Me arrastré hasta el único santuario donde mi deshonra sería irrelevante: la sección de Derecho Mercantil Comparado de la biblioteca. Un mausoleo de conocimiento momifico donde los libros acumulaban polvo como pruebas periciales de su propia irrelevancia . El aire aquí tenía textura de abandono: denso, quieto, con ese olor particular que solo existe en espacios olvidados. Papel antiguo mezclado con pegamento descompuesto, ambiciones abandonadas convertidas en partículas suspendidas. Mi respiración sonaba demasiado fuerte en el silencio sepulcral.
Allí, entre estantes que gemían bajo el peso de tomos que nadie había consultado desde la Guerra Fría —uno tenía una ficha de préstamo fechada en 1987, la tinta amarillenta como una reliquia arqueológica—, no encontré consuelo.
Encontré algo infinitamente peor: un espejo. De esos que no devuelven tu imagen, sino tu esencia desnuda, y te obligan a firmar un acta de complicidad con tus peores fantasmas.
Me vi sin los filtros del éxito. Ya no era la fiscal estrella, la estudiante brillante, la novia decorativa. Era solo una arquitecta de castillos de naipes, una coleccionista de validaciones ajenas, una suplantadora de identidad con toga prestada.Toda mi identidad era una construcción frágil sobre cimientos de arena movediza, y un solo rumor —un puñado de palabras inoculadas con precisión viral— había bastado para activar el colapso estructural.

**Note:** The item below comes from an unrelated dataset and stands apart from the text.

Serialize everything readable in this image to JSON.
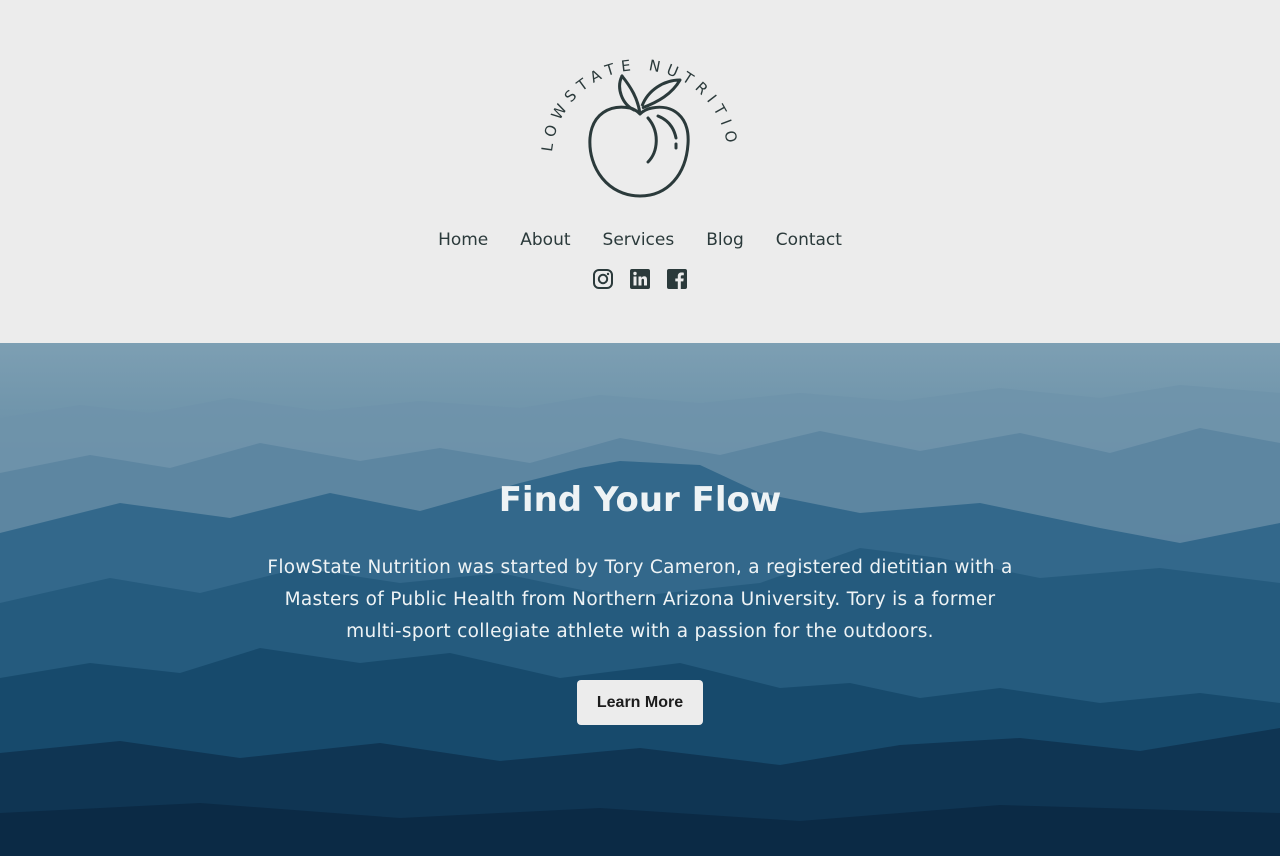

¿Quién era sin el promedio de 9.8? ¿Sin la beca con su placa dorada? ¿Sin el novio predecible y la ovación predecible después de cada alegato?
Nada.
Un expediente vacío. Un caso archivado por falta de pruebas.
Me desplomé contra la pared, permitiendo que el yeso frío traspasara la tela de mi blusa, abrazando mis rodillas como si contuvieran los escombros de mi propio naufragio. Las lágrimas que cayeron —silenciosas, porque hasta en el colapso mantenía el control del volumen— no eran de tristeza. Eran de terror existencial puro, del tipo que sientes cuando el suelo que creías sólido se revela como hielo delgado sobre un abismo.
Mis uñas, cortadas cortas y prácticas, sin barniz porque "las fiscales serias no usan esmalte de colores", se clavaron en la tela de mi falda. El dolor físico era bienvenido. Concreto.Lo único real en medio de una vida que se develaba como una ficción jurídica sostenida por pura fe.
Un sollozo escapó, ahogado contra mis rodillas. Sonó como una confesión.